As tighter laws have been implemented to stop fronting, companies are also innovating in ways to cheat the system.
Despite stricter rules and regulations, methods of fronting (misrepresenting a black economic empowerment, scorecard) have evolved and BEE verification agencies continue to see an increase in the number of cases. In recent months EconoBEE, a BEE consultancy, has reported at least 20 cases to the department of trade and industry and the South African National Accreditation System (Sanas).
Chief operating officer Gavin Levenstein said that before the company reported an issue to the department it was investigated fully to be sure not to waste the department’s time and not to accuse any business falsely. “We do this because we are concerned about fronting, but also because we do not want our clients to earn points from invalid certificates and then themselves get accused of questionable practices.”
But fraudulent practice is becoming more prevalent and more devious. “It used to be fairly obvious and relatively easy to catch out, but the methods of hiding these days are becoming more and more difficult to discover,” he said. In their investigations, EconoBEE has identified four common ways of fronting:
Exempt micro enterprises
Companies with a turnover of less than R5-million are generally exempt from producing BEE scorecards, except in selected industries, such as tourism, where the limit is R2.5-million. But companies go to great lengths to qualify for exemption and the methods are many. It could be as simple as fudging accounts, or creating a new business. Companies also create, or already have, holding companies with the same or a similar name. The holding companies do not trade and therefore have a significantly lower turnover.
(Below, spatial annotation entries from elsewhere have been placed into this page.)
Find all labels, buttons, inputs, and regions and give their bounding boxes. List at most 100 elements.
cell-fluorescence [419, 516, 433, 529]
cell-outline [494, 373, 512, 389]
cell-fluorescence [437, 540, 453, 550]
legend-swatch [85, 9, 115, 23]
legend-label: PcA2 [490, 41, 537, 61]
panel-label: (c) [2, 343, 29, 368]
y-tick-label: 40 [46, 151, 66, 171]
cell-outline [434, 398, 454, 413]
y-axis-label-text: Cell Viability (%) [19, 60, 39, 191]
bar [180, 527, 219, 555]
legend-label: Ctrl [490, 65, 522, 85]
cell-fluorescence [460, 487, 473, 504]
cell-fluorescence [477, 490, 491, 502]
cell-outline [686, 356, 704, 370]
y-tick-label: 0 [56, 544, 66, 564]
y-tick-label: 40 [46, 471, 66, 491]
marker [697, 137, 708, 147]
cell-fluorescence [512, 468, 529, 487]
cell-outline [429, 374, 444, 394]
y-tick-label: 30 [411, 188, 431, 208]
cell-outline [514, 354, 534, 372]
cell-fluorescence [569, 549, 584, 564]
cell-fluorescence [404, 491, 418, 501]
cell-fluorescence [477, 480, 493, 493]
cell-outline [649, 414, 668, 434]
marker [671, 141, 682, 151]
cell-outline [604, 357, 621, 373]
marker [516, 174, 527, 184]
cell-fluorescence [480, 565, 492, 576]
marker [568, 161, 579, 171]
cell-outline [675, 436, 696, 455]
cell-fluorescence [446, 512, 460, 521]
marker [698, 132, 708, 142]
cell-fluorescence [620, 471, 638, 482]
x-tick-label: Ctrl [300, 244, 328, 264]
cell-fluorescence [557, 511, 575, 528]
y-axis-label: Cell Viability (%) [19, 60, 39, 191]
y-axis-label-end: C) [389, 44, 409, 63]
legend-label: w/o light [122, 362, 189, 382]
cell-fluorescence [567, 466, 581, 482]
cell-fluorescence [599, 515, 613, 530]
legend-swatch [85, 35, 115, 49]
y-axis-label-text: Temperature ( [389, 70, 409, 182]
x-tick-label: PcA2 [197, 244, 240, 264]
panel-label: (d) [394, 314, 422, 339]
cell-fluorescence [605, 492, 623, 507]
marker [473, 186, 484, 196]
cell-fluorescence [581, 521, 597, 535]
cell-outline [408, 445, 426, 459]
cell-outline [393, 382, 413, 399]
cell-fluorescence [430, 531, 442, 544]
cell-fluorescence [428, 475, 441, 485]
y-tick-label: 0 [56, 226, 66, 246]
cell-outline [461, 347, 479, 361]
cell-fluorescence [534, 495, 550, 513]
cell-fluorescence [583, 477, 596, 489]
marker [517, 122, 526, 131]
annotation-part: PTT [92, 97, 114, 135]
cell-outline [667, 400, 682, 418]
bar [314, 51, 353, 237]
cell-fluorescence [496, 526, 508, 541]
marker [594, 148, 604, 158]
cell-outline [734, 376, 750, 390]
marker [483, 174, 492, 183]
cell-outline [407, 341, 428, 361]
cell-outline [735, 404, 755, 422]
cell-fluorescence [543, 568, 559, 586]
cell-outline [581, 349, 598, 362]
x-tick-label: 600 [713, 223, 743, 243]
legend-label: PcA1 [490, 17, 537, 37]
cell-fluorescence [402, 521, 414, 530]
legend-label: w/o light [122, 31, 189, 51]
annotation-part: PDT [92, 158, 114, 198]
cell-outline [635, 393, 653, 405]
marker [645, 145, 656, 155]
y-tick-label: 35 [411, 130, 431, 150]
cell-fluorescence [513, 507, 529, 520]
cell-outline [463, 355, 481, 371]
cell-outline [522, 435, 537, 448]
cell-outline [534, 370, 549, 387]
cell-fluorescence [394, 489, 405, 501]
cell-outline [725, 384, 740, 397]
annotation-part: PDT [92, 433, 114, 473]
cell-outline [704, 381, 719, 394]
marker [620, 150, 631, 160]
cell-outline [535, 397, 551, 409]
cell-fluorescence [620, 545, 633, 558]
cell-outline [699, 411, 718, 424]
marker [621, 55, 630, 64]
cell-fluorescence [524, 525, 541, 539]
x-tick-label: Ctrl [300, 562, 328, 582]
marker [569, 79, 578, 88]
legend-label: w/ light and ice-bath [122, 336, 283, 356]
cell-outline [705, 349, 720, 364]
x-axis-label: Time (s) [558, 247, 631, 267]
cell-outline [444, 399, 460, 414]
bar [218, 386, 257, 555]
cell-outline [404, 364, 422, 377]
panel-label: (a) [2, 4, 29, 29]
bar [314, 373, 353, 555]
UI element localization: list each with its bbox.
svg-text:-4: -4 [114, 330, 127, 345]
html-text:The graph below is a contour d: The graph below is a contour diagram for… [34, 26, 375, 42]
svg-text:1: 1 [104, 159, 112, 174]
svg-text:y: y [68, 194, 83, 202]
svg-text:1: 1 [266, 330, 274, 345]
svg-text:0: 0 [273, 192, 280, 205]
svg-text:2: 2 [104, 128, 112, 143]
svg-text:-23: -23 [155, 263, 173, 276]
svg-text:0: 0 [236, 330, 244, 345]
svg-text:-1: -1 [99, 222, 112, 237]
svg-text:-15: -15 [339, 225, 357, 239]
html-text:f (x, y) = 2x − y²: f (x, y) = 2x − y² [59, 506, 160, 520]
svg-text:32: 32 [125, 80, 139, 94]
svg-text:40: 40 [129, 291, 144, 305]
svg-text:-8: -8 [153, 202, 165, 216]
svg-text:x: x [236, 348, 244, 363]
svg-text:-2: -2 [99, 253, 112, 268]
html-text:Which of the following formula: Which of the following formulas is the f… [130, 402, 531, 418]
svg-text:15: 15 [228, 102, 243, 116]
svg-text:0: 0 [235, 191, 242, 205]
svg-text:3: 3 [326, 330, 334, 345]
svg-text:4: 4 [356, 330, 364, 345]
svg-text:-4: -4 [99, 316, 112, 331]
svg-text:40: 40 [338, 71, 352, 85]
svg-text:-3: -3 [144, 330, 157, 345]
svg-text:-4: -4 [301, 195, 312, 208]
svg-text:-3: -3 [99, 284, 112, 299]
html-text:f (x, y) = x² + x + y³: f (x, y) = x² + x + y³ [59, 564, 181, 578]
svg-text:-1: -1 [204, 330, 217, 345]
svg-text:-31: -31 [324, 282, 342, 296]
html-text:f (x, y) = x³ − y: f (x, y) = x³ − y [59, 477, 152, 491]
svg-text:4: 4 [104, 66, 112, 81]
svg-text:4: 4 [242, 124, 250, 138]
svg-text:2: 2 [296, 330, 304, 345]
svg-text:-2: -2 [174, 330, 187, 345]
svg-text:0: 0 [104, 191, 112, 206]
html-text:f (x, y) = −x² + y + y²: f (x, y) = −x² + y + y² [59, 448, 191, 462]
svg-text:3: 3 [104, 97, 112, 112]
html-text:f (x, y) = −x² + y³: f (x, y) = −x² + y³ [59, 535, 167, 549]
The holding company’s finances are then used falsely to qualify for an exemption. Companies also create new entities and transfer old assets into them to create a “start up”, but many agencies and accountants do not check if it is a continuation of an existing business and simply issue a certificate.
Levenstein said the verification manual stated that all agencies have to conduct an on-site visit to verify the entity. But Sanas has not accredited an agency for exempt micro enterprises (EME), allowing them to bypass the site visit requirement. Often a visit to the business gives a good indication if the business is an EME. “If the business has 50 staff, there has to be a question mark around its EME status. If the business has one customer that spends R6-million a year with it, there has to be a query if it says that its turnover is less than R5-million,” he said. “In one case we found that the accountant based his letter on VAT figures supplied by his client showing that his client is not only cheating on BBBEE [broad-based black economic empowerment] but also cheating on the taxman.”
Qualifying small enterprise
As a qualifying small enterprise, it is far easier to gain BEE status by producing a generic scorecard. Companies that can show a turnover of less than R35-million, depending on the sector, can use this scorecard. “Some companies could earn two tothree times more points this way,” Levenstein said. “It’s a lot more difficult to catch out.” A company with a turnover of R50-million could be split into two businesses with a turnover of R25-million each. “In some cases it is justified,” Levenstein said.
Sector codes
Sector code fronting refers to companies and verification agencies producing a certificate based on the wrong set of codes. Levenstein said the fault usually lies with an agency that accepts the work but does not have the required accreditation for the sector that the client belongs to. “Ironically the agency will deny any wrongdoing, but quickly get his accreditation and from then on will verify his clients using the correct sector codes.” The average company would not know that the verification agency cannot verify them. But in some cases it is done deliberately and the company “plays the ignorant card”.
Forged certificates
Companies still forge certificates for BEE compliance, Levenstein said. “It’s more common than we realise. A certificate is commonly forged off a valid one produced by a verification agency. Then the VAT number or the company name will be changed.”It’s incredibly difficult to discover,” Levenstein said. “You would need to pick up differences in the PDF or in the company names.” If a forged certificate is in no way connected to the department of trade and industry or Sanas, and has not broken a Sanas regulation not much can be done other than to deem the certificate invalid.